2) Control y gestión del proyecto = otro demsmadre. El control de avance/costos se convierte en un auténtico desmadre, porque en lugar de revisar y certificar avance de dos o tres empresas, hay que sentarse con cada uno de los 25-30, y asegurarse de que lo que están reportando

es cierto antes de pagarles. Esto termina siendo causa de errores que cuestan mucha lana, porque los controles son un gorro. Un ejemplo: las soldaduras se cobran por pulgada, y si no se controlan bien, el contratista dice que son 4000 pulgadas en la semana, y 4000 hay que pagarle

... y rezar para que tenga las 4000 pulgadas hechas.
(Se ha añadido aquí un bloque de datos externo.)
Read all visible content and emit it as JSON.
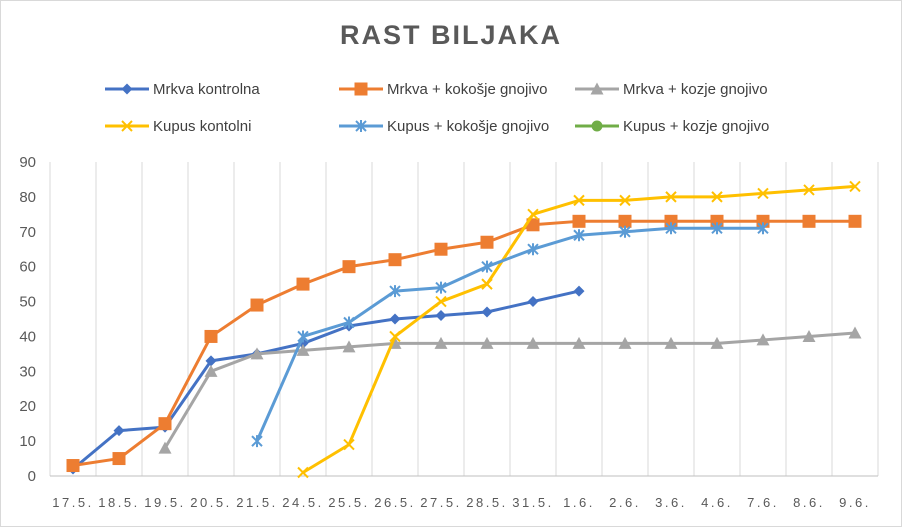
{
  "chart_data": {
    "type": "line",
    "title": "RAST BILJAKA",
    "xlabel": "",
    "ylabel": "",
    "ylim": [
      0,
      90
    ],
    "yticks": [
      0,
      10,
      20,
      30,
      40,
      50,
      60,
      70,
      80,
      90
    ],
    "grid": "vertical",
    "legend_position": "top",
    "categories": [
      "17.5.",
      "18.5.",
      "19.5.",
      "20.5.",
      "21.5.",
      "24.5.",
      "25.5.",
      "26.5.",
      "27.5.",
      "28.5.",
      "31.5.",
      "1.6.",
      "2.6.",
      "3.6.",
      "4.6.",
      "7.6.",
      "8.6.",
      "9.6."
    ],
    "series": [
      {
        "name": "Mrkva kontrolna",
        "color": "#4472c4",
        "marker": "diamond",
        "values": [
          2,
          13,
          14,
          33,
          35,
          38,
          43,
          45,
          46,
          47,
          50,
          53,
          null,
          null,
          null,
          null,
          null,
          null
        ]
      },
      {
        "name": "Mrkva + kokošje gnojivo",
        "color": "#ed7d31",
        "marker": "square",
        "values": [
          3,
          5,
          15,
          40,
          49,
          55,
          60,
          62,
          65,
          67,
          72,
          73,
          73,
          73,
          73,
          73,
          73,
          73
        ]
      },
      {
        "name": "Mrkva + kozje gnojivo",
        "color": "#a5a5a5",
        "marker": "triangle",
        "values": [
          null,
          null,
          8,
          30,
          35,
          36,
          37,
          38,
          38,
          38,
          38,
          38,
          38,
          38,
          38,
          39,
          40,
          41
        ]
      },
      {
        "name": "Kupus kontolni",
        "color": "#ffc000",
        "marker": "x",
        "values": [
          null,
          null,
          null,
          null,
          null,
          1,
          9,
          40,
          50,
          55,
          75,
          79,
          79,
          80,
          80,
          81,
          82,
          83
        ]
      },
      {
        "name": "Kupus + kokošje gnojivo",
        "color": "#5b9bd5",
        "marker": "star",
        "values": [
          null,
          null,
          null,
          null,
          10,
          40,
          44,
          53,
          54,
          60,
          65,
          69,
          70,
          71,
          71,
          71,
          null,
          null
        ]
      },
      {
        "name": "Kupus + kozje gnojivo",
        "color": "#70ad47",
        "marker": "circle",
        "values": [
          null,
          null,
          null,
          null,
          null,
          null,
          null,
          null,
          null,
          null,
          null,
          null,
          null,
          null,
          null,
          null,
          null,
          null
        ]
      }
    ]
  }
}
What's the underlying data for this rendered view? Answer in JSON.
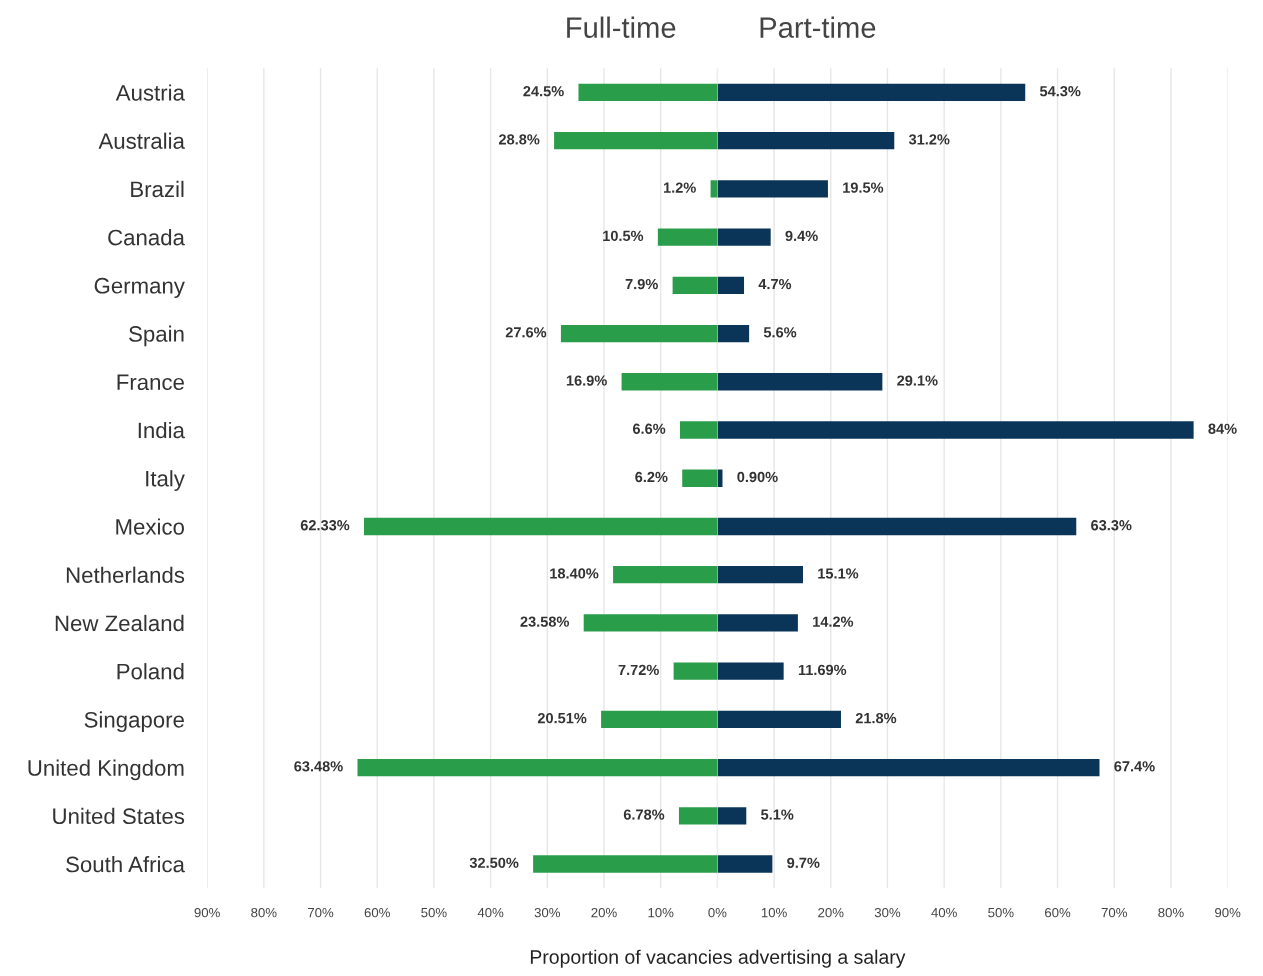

En resumen: ¿Cuál es el problema realmente? Que parece ser que Samsung necesita más lana para poder ejecutar la segunda etapa de su paquete, y eso es imposible, porque el proyecto de la destilería se pensó con un presupuesto

mal hecho. Para quienes vienen a quejarse y a decir que es una lanota, eso quedó claro desde el momento en que -como lo hemos dicho muchas personas muchas veces- los primeros invitados, que eran los meros-meros, dijeron “ni a ese precio, ni en ese plazo”,

y se fueron con la música a otra parte.

Se pone peor: Si Samsung se va, el plan de aceleración que van a necesitar tendrá que ser diseñado con pinzas, y ejecutado y coordinado a la perfección si quieren que el proyecto salga con retraso y sobre costos más o menos “razonables”.

¿Quién tiene que coordinar? Pues el EPC, bajo la supervisión del PMC, que es quien vigila y garantiza que el proyecto hace lo que el cliente quiere... ah cabrón... ¿se van dos de los EPC grandes?... ¿no hay PMC?...

me permito parafrasear -otra vez- a la bola de cristal... ¡No mamen!

Y pues es una pena, la neta, porque con la lana de la destilería se podrían haber hecho muchas cosas chidas, pero los caprichos y las visiones equivocadas terminan siempre teniendo resultados equivocados.

Mil gracias por leer todo este pergamino, Ese Personal. Cuídense, protéjanse y protejan a Ese Personal que está alrededor de ustedes. El control de la pandemia pasa también porque todos seamos responsables.